- Film poster
- Spanish: Esta soledad
- Directed by: Javier Giner
- Written by: Javier Giner; Luisa Matienzo;
- Produced by: Bing Fang; Miguel Torrente;
- Starring: Oriol Pla; Marina Salas; Gemma Martínez; Kai Etxaniz; Itziar Lazkano; Ione Irazabal; Juan Viadas; Miren Gaztañaga; Mikel Bustamante; Ainhoa Artetxe; Omar Ayuso;
- Cinematography: Lali Rubio Panadès
- Edited by: Roberto Bra
- Music by: Claudia Lively
- Production companies: Fuga de Cuerpos AIE; Balance Media Entertainment; Basajaun Filmax; La Embajada TV;
- Distributed by: Filmax
- Release dates: 23 September 2026 (Zinemaldia); 30 October 2026 (Spain);
- Country: Spain
- Language: Spanish

= This Solitude =

This Solitude (Esta soledad) is an upcoming Spanish drama film directed by Javier Giner (in his debut feature) starring Oriol Pla and Marina Salas.

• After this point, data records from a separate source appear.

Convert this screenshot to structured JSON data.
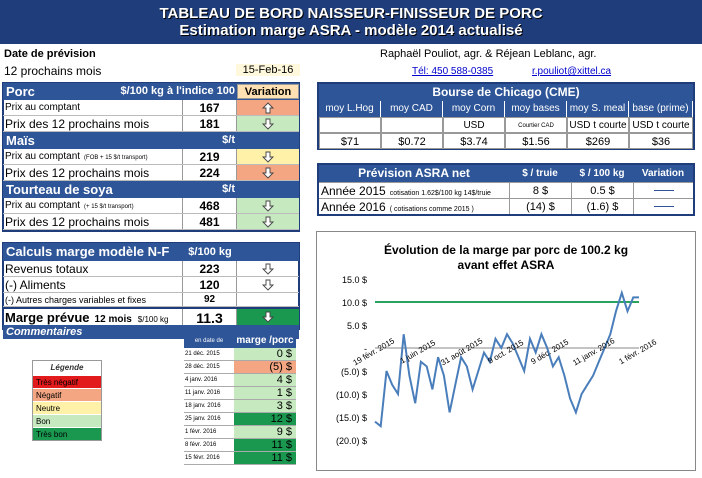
{
  "title": {
    "line1": "TABLEAU DE BORD NAISSEUR-FINISSEUR DE PORC",
    "line2": "Estimation marge ASRA - modèle 2014 actualisé"
  },
  "header": {
    "date_label": "Date de prévision",
    "period": "12 prochains mois",
    "date": "15-Feb-16",
    "authors": "Raphaël Pouliot, agr.   &   Réjean Leblanc, agr.",
    "tel": "Tél:   450 588-0385",
    "email": "r.pouliot@xittel.ca"
  },
  "porc": {
    "title": "Porc",
    "unit": "$/100 kg à l'indice 100",
    "variation": "Variation",
    "rows": [
      {
        "label": "Prix au comptant",
        "value": "167",
        "dir": "up",
        "color": "#f4a582"
      },
      {
        "label": "Prix des 12 prochains mois",
        "value": "181",
        "dir": "down",
        "color": "#c7e9c0"
      }
    ]
  },
  "mais": {
    "title": "Maïs",
    "unit": "$/t",
    "rows": [
      {
        "label": "Prix au comptant",
        "note": "(FOB + 15 $/t transport)",
        "value": "219",
        "dir": "down",
        "color": "#fff2a8"
      },
      {
        "label": "Prix des 12 prochains mois",
        "value": "224",
        "dir": "down",
        "color": "#f4a582"
      }
    ]
  },
  "soya": {
    "title": "Tourteau de soya",
    "unit": "$/t",
    "rows": [
      {
        "label": "Prix au comptant",
        "note": "(+ 15 $/t transport)",
        "value": "468",
        "dir": "down",
        "color": "#c7e9c0"
      },
      {
        "label": "Prix des 12 prochains mois",
        "value": "481",
        "dir": "down",
        "color": "#c7e9c0"
      }
    ]
  },
  "bourse": {
    "title": "Bourse de Chicago (CME)",
    "cols": [
      "moy L.Hog",
      "moy CAD",
      "moy Corn",
      "moy bases",
      "moy S. meal",
      "base (prime)"
    ],
    "units": [
      "",
      "",
      "USD",
      "Courtier CAD",
      "USD t courte",
      "USD t courte"
    ],
    "values": [
      "$71",
      "$0.72",
      "$3.74",
      "$1.56",
      "$269",
      "$36"
    ]
  },
  "asra": {
    "title": "Prévision ASRA net",
    "col1": "$ / truie",
    "col2": "$ / 100 kg",
    "col3": "Variation",
    "rows": [
      {
        "label": "Année 2015",
        "note": "cotisation 1.62$/100 kg 14$/truie",
        "v1": "8 $",
        "v2": "0.5 $"
      },
      {
        "label": "Année 2016",
        "note": "( cotisations comme 2015 )",
        "v1": "(14) $",
        "v2": "(1.6) $"
      }
    ]
  },
  "marge": {
    "title": "Calculs marge  modèle N-F",
    "unit": "$/100 kg",
    "rows": [
      {
        "label": "Revenus totaux",
        "value": "223",
        "dir": "down"
      },
      {
        "label": "(-) Aliments",
        "value": "120",
        "dir": "down"
      },
      {
        "label": "(-) Autres charges variables et fixes",
        "value": "92",
        "dir": ""
      }
    ],
    "prevue_label": "Marge prévue",
    "prevue_sub": "12 mois",
    "prevue_unit": "$/100 kg",
    "prevue_value": "11.3",
    "commentaires": "Commentaires"
  },
  "history": {
    "col1": "en date de",
    "col2": "marge /porc",
    "rows": [
      {
        "date": "21 déc. 2015",
        "value": "0 $",
        "color": "#c7e9c0"
      },
      {
        "date": "28 déc. 2015",
        "value": "(5) $",
        "color": "#f4a582"
      },
      {
        "date": "4 janv. 2016",
        "value": "4 $",
        "color": "#c7e9c0"
      },
      {
        "date": "11 janv. 2016",
        "value": "1 $",
        "color": "#c7e9c0"
      },
      {
        "date": "18 janv. 2016",
        "value": "3 $",
        "color": "#c7e9c0"
      },
      {
        "date": "25 janv. 2016",
        "value": "12 $",
        "color": "#1a9850"
      },
      {
        "date": "1 févr. 2016",
        "value": "9 $",
        "color": "#c7e9c0"
      },
      {
        "date": "8 févr. 2016",
        "value": "11 $",
        "color": "#1a9850"
      },
      {
        "date": "15 févr. 2016",
        "value": "11 $",
        "color": "#1a9850"
      }
    ]
  },
  "legend": {
    "title": "Légende",
    "items": [
      {
        "label": "Très négatif",
        "color": "#e31a1c"
      },
      {
        "label": "Négatif",
        "color": "#f4a582"
      },
      {
        "label": "Neutre",
        "color": "#fff2a8"
      },
      {
        "label": "Bon",
        "color": "#c7e9c0"
      },
      {
        "label": "Très bon",
        "color": "#1a9850"
      }
    ]
  },
  "chart_data": {
    "type": "line",
    "title": "Évolution de la marge par porc de 100.2 kg avant effet ASRA",
    "title_line1": "Évolution de la marge par porc de 100.2 kg",
    "title_line2": "avant effet ASRA",
    "ylim": [
      -20,
      15
    ],
    "yticks": [
      "(20.0) $",
      "(15.0) $",
      "(10.0) $",
      "(5.0) $",
      "-",
      "5.0 $",
      "10.0 $",
      "15.0 $"
    ],
    "ytick_values": [
      -20,
      -15,
      -10,
      -5,
      0,
      5,
      10,
      15
    ],
    "xticks": [
      "19 févr. 2015",
      "1 juin 2015",
      "31 août 2015",
      "9 oct. 2015",
      "9 déc. 2015",
      "11 janv. 2016",
      "1 févr. 2016"
    ],
    "reference_line": 10,
    "series": [
      {
        "values": [
          -16,
          -17,
          -5,
          -8,
          -10,
          3,
          -6,
          -12,
          -3,
          -4,
          -9,
          -2,
          -6,
          -14,
          -8,
          -2,
          -4,
          -9,
          -5,
          -1,
          -3,
          2,
          0,
          3,
          1,
          -2,
          -5,
          2,
          -1,
          3,
          0,
          -4,
          -2,
          -6,
          -11,
          -14,
          -10,
          -8,
          -6,
          -3,
          0,
          3,
          8,
          12,
          8,
          11,
          11
        ]
      }
    ]
  }
}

It will premiere at the 74th San Sebastián International Film Festival in September 2026 ahead of its 30 October 2026 theatrical release in Spain by Filmax.

== Plot ==
Set in a gloomy Bilbao, the plot follows Leo and Lorea, who still love each other despite having broken their 5-year-long relationship.

== Production ==
A Fuga de cuerpos AIE, Balance Media Entertainment, La Embajada TV, and Basajaun Filmak production, This Solitude is Giner's directorial debut feature. He wrote the screenplay along with Luisa Matienzo, who also took over executive production.

Lali Rubio worked as cinematographer using an Arri Alexa Mini camera and Zeiss Superspeed S16 lenses. Shooting locations in Biscay included Bilbao, Sestao, Getxo, and Zaratamo.

== Release ==
The film will be presented in the section of the 74th San Sebastián International Film Festival in September 2026. It also made it to the lineup of the 28th Abycine festival. Distributed by Filmax, it is scheduled to be released theatrically in Spain on 30 October 2026.